AI PCs are starting to feel real, not just another buzzword vendors toss around. When AI runs directly on your laptop instead of some distant server, things get faster and maybe even more private. But there is a tradeoff. That same shift puts a lot more sensitive data right on the device, and that is exactly where attackers will start poking.
That is what this expanded partnership between CrowdStrike and Intel is trying to get ahead of. The two are working to bring the Falcon platform deeper into Intel-powered AI PCs, with a focus on stopping threats where they actually happen now, on the endpoint.
SEE ALSO: CrowdStrike and NVIDIA want to lock down AI agents before they go rogue
And honestly, that makes sense. If your AI assistant is summarizing documents, scanning emails, or helping with work tasks locally, then the old model of relying heavily on cloud-based security starts to feel a bit incomplete. The action is happening on the machine in front of you, so the protection probably should be too.
The pitch here is tying CrowdStrike’s threat intelligence to Intel’s hardware. We are talking CPUs, GPUs, NPUs, and even silicon-level telemetry. Intel has been pushing its own threat detection tech for a while, and now it is being paired with Falcon to catch things that might slip past more traditional defenses.
One of the bigger concerns is data leakage. AI tools tend to ingest whatever you feed them, which can include sensitive company info without users even realizing it. CrowdStrike says Falcon can identify and classify that data, then enforce policies to stop it from going where it should not. In theory, that keeps AI helpful without turning it into a liability.
SEE ALSO: CrowdStrike brings Falcon to Microsoft Marketplace
There is also a visibility angle. By combining signals from hardware, endpoints, identities, and the cloud, security teams get a clearer picture of what is actually going on. That matters because attacks rarely stay in one lane anymore. They hop between systems, users, and services, and it gets messy fast.
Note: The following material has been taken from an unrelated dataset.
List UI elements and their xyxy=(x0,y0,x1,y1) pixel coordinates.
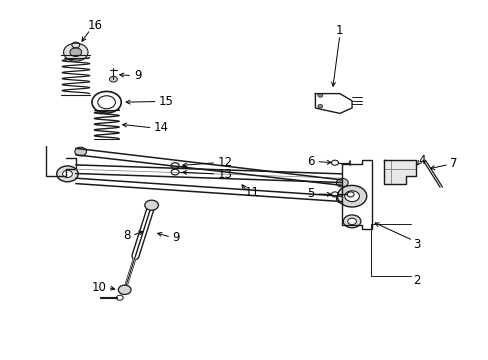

Intel’s vPro platform plays a role here too, especially for recovery. If something goes sideways, IT teams can still manage and restore systems at the hardware level, even if the operating system is compromised. That is not flashy, but it is the kind of thing you are glad exists when everything breaks.
Zooming out, this feels less like a one-off announcement and more like groundwork. AI PCs are still ramping up, but companies are already thinking about what happens when every employee has one. If that future actually lands, security will need to be built in from day one, not patched in later.
So yeah, CrowdStrike and Intel are trying to get ahead of that curve. Whether enterprises buy into it will depend on how quickly AI PCs become the norm and how quickly attackers follow. History suggests they will not be far behind.